Korolis jerked a thumb at Crane. "This man is under military arrest. Once the Marble is safely launched and the all clear is sounded, take him to the brig and post an armed guard outside his cell."
And before Crane could protest, the commander walked back to Marble Three, where an unhappy-looking Dr. Flyte and his fellow crew member were already slipping into its silvery maw.
49
Roger Corbett lay in a spreading pool of his own warm blood, wrapped in a fog of pain. At times it seemed he was dreaming; at others, as if he were already dead, floating in some limitless dark oblivion. Thoughts, feelings, associations drifted in and out, seemingly without his ability to control them. A minute might have passed, or ten; he didn't know. There was only one thing he was certain of: he could not let the crouching figure with the gun realize he was still alive.
The pain was intense now, but pain was good: it helped him fight against the terrible lassitude that kept trying to drag him down forever.
As he lay there, he felt a pang of regret.
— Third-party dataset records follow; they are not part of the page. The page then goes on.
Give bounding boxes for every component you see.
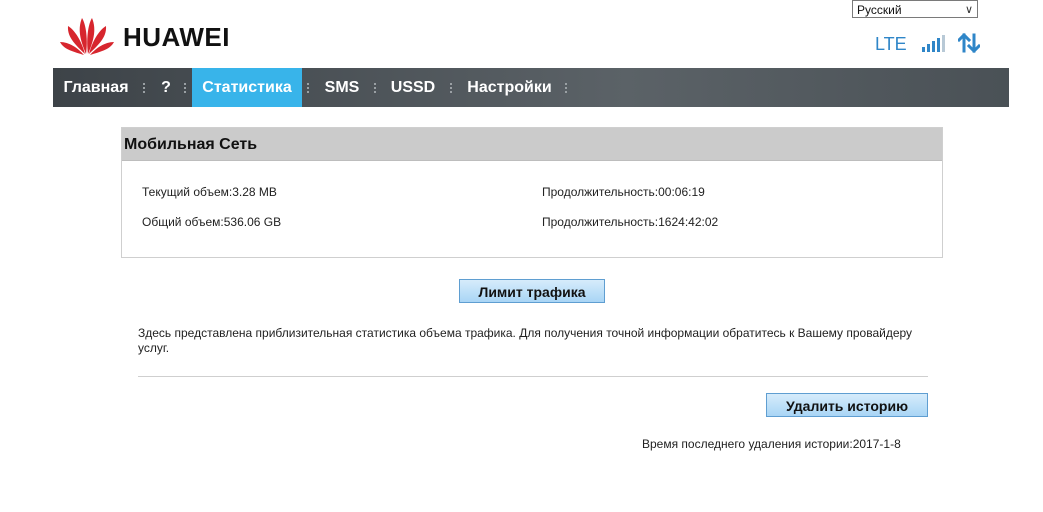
nav-separator bbox=[184, 83, 186, 93]
mobile-network-panel: Мобильная Сеть Текущий объем:3.28 MB Про… bbox=[121, 127, 943, 258]
traffic-limit-button[interactable]: Лимит трафика bbox=[459, 279, 605, 303]
statistics-note: Здесь представлена приблизительная стати… bbox=[138, 326, 913, 355]
nav-separator bbox=[450, 83, 452, 93]
language-value: Русский bbox=[857, 3, 902, 17]
nav-item-home[interactable]: Главная bbox=[53, 68, 139, 107]
total-duration: Продолжительность:1624:42:02 bbox=[542, 215, 719, 229]
nav-item-ussd[interactable]: USSD bbox=[384, 68, 442, 107]
huawei-logo-icon bbox=[60, 18, 114, 55]
chevron-down-icon: ∨ bbox=[964, 4, 973, 16]
nav-item-sms[interactable]: SMS bbox=[316, 68, 368, 107]
nav-separator bbox=[307, 83, 309, 93]
main-nav: Главная ? Статистика SMS USSD Настройки bbox=[53, 68, 1009, 107]
data-transfer-icon bbox=[958, 32, 980, 54]
current-volume: Текущий объем:3.28 MB bbox=[142, 185, 277, 199]
divider bbox=[138, 376, 928, 377]
nav-item-settings[interactable]: Настройки bbox=[460, 68, 559, 107]
nav-item-statistics[interactable]: Статистика bbox=[192, 68, 302, 107]
current-duration: Продолжительность:00:06:19 bbox=[542, 185, 705, 199]
language-select[interactable]: Русский ∨ bbox=[852, 0, 978, 18]
total-volume: Общий объем:536.06 GB bbox=[142, 215, 282, 229]
header: HUAWEI Русский ∨ LTE bbox=[53, 0, 1009, 68]
panel-title: Мобильная Сеть bbox=[122, 128, 942, 161]
nav-separator bbox=[374, 83, 376, 93]
nav-separator bbox=[143, 83, 145, 93]
signal-strength-icon bbox=[922, 35, 945, 52]
delete-history-button[interactable]: Удалить историю bbox=[766, 393, 928, 417]
last-delete-time: Время последнего удаления истории:2017-1… bbox=[642, 437, 901, 451]
nav-separator bbox=[565, 83, 567, 93]
network-type: LTE bbox=[875, 34, 907, 54]
brand-name: HUAWEI bbox=[123, 22, 230, 52]
nav-item-help[interactable]: ? bbox=[151, 68, 181, 107]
His three o'clock appointment would be waiting for him. She was probably there now, tapping her foot and glancing at her watch. She'd been making such progress in anger management it seemed a pity that…
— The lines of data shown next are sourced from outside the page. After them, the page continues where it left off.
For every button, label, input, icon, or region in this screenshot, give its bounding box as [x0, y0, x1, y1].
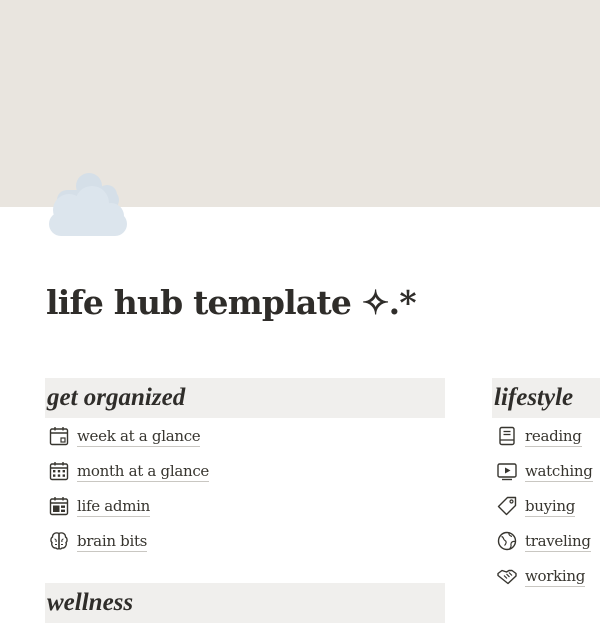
calendar-month-icon: [48, 460, 70, 482]
link-label: week at a glance: [77, 426, 201, 447]
section-header-lifestyle: lifestyle: [492, 378, 600, 418]
brain-icon: [48, 530, 70, 552]
link-label: brain bits: [77, 531, 148, 552]
calendar-week-icon: [48, 425, 70, 447]
link-traveling[interactable]: traveling: [496, 530, 591, 552]
link-label: watching: [525, 461, 593, 482]
link-reading[interactable]: reading: [496, 425, 582, 447]
link-life-admin[interactable]: life admin: [48, 495, 150, 517]
link-watching[interactable]: watching: [496, 460, 593, 482]
link-working[interactable]: working: [496, 565, 585, 587]
section-header-wellness: wellness: [45, 583, 445, 623]
link-label: traveling: [525, 531, 591, 552]
link-label: buying: [525, 496, 575, 517]
link-brain-bits[interactable]: brain bits: [48, 530, 147, 552]
link-label: working: [525, 566, 586, 587]
calendar-admin-icon: [48, 495, 70, 517]
section-title: get organized: [47, 384, 186, 411]
link-month-at-a-glance[interactable]: month at a glance: [48, 460, 209, 482]
price-tag-icon: [496, 495, 518, 517]
book-icon: [496, 425, 518, 447]
cloud-icon[interactable]: [47, 166, 127, 238]
page-title: life hub template ✧.*: [46, 283, 417, 322]
section-header-get-organized: get organized: [45, 378, 445, 418]
link-label: life admin: [77, 496, 151, 517]
link-label: reading: [525, 426, 582, 447]
handshake-icon: [496, 565, 518, 587]
link-buying[interactable]: buying: [496, 495, 575, 517]
section-title: lifestyle: [494, 384, 574, 411]
link-label: month at a glance: [77, 461, 210, 482]
section-title: wellness: [47, 589, 134, 616]
link-week-at-a-glance[interactable]: week at a glance: [48, 425, 201, 447]
globe-icon: [496, 530, 518, 552]
tv-play-icon: [496, 460, 518, 482]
Then the faintness returned, washing over him, and he surrendered to dark dreams. In them, he was a diver who had swum too deep. And now the surface was a mere smudge of faint light far, far above, and his lungs were already bursting as he kicked his way upward, swimming as fast as he could, yet with so very much farther to go…
He forced himself back to consciousness. The figure in the corner was done.
She rose in the darkness and turned toward him, her eyes shining faintly with the light from the adjoining chamber. Corbett held his breath and lay motionless, his own eyes mere slits. Leaving the duffel where it lay, she took a step toward him, then another. Then she stopped once again. There was a dull gleam as the barrel of her gun rose toward him.
Suddenly she turned sharply. A moment later, Corbett heard it, too: voices, sounding faintly over the whine of compressors.
Others-two at least, maybe more-must have entered the first compartment of Environmental Control. Sudden hope brought a measure of clarity back to him, helped steady his flagging senses. His gambit had worked. Bryce was sending help.
The voices came closer.
She stepped over him, gun at the ready, and slid up to the hatch leading to the second chamber. Opening his eyes a little wider, Corbett watched her peer carefully around the corner. The curved line of her hair, the barrel of the gun, were silhouetted by the yellow halo of light. Then she slipped through the hatch into the second chamber, ducked behind a turbine, and was lost from his view.
The voices continued. They no longer seemed to be getting any closer. He guessed they were still in the first compartment, somewhere between Bishop and the main exit from Environmental Control. From the few words he could make out, they sounded like maintenance workers, checking one of the innumerable pieces of equipment.
That meant the cavalry hadn't arrived-at least, not yet. Maybe it wasn't going to.
Corbett put out a hand, tried to raise himself to a sitting position, but his hand slipped and skidded on the bloody floor. A spear of pain lanced through his chest, and he bit his upper lip savagely to keep from crying out.
He lay there, breathing shallowly, letting the pain ease somewhat. Then, planting his feet on the metal floor, he pushed himself forward, slowly, toward the far bulkhead.